L’ingénieur d’étude connait une boite qui a la pièce en question dans son catalogue (disons un truc qui peut faire l’affaire, moyennant une adaptation maison). Il fait donc une demande d’achat à la gestionnaire du labo en joignant un devis. Elle lui répond qu’il faut non pas un seul devis mais trois devis, tu sais c’est à cause des marchés et des remises en compétition de fournisseur pour faire jouer la concurrence. « Même pour un achat de quelques dizaines d’euros » ? « Oui et ça serait pareil pour un centime d’euro ! » Donc l’IE recherche d’autres fournisseurs, ce qui n’est pas une chose simple car la pièce en question n’est vraiment à grande diffusion. Comme il ne trouve pas, on tente de l’aider un peu, sans grand succès. La gestionnaire suggère alors qu’on demande au fournisseur un certificat d’exclusivité. Le fournisseur ne répond pas, certainement qu’il n’a pas envie de perdre du temps avec une éventuelle commande de quelques dizaines d’euros (ou bien la pièce n’est pas exclusive du tout ?). On finit par trouver un second fournisseur et la gestionnaire nous dit « bon ça devrait aller » (donc 3 devis, on peut s’en passer ?). La dernière étape est celle du code nacre, ça prend du temps de chercher son code dans les 36159 lignes du fichier Excel. Ensuite ça s’enclenche avec le service gestionnaire du contrat au niveau de l’établissement, sans compter qu’à un moment il faudra aussi l’aval du responsable financier de l’Université.

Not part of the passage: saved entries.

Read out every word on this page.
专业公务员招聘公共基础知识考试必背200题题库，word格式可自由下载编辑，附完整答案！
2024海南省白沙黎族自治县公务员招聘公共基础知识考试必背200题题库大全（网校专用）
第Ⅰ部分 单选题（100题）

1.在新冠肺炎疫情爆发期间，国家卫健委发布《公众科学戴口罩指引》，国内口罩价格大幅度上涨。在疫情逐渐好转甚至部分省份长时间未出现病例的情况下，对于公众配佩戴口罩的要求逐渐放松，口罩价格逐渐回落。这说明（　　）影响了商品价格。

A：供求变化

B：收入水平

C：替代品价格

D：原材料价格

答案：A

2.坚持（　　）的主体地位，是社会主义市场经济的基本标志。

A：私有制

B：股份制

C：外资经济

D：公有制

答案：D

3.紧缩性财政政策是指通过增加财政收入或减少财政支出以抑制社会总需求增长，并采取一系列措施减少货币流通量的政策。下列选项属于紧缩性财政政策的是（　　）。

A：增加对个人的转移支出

Faisons un petit bilan comptable de type « coûts complets » de l’opération :

  • L’achat est de 30 €,
  • Ensuite il faut compter le temps passé pour l’opération du coté des demandeurs (les chercheurs) : j’estime que ça a mobilisé un IE pendant une demi-journée + des collègues plus ponctuellement. Je compte donc une journée entière (sans exagérer) = 120 €,
  • Enfin il y a le temps passé par des gestionnaires. Là c’est plus difficile à estimer car ce n’est pas mon métier mais je vais me baser sur un calcul fait il y a quelques années qui disait que le coût d’un acte administratif lié à un achat est de 70 € (quelque soit le montant de l’achat).

On veut donc commander une petite pièce de 30 € mais au final, celle-ci coute en réalité 220 €, soit ici proche de 10 fois le prix de l’achat.

Je peux comprendre qu’il y ait diverses étapes de contrôles (ici trois niveaux : deux gestionnaires et le responsable financier), l’argent public se doit d’être dépensé dans les règles (mise en concurrence, recherche du meilleur prix, …). Le contribuable peut être rassuré. Mais le contribuable doit aussi comprendre que l’essentiel de son argent est consommé pour financer une bureaucratie qui est devenue asphyxiante depuis de nombreuses années. Je doute fort que tout ça soit très efficace et constructif car il est évident que la grande partie de l’argent est en réalité consommé pour nourrir notre délire bureaucratique.

De notre côté, nous les universitaires, on aimerait faire de la recherche mais on en a de moins en moins le temps.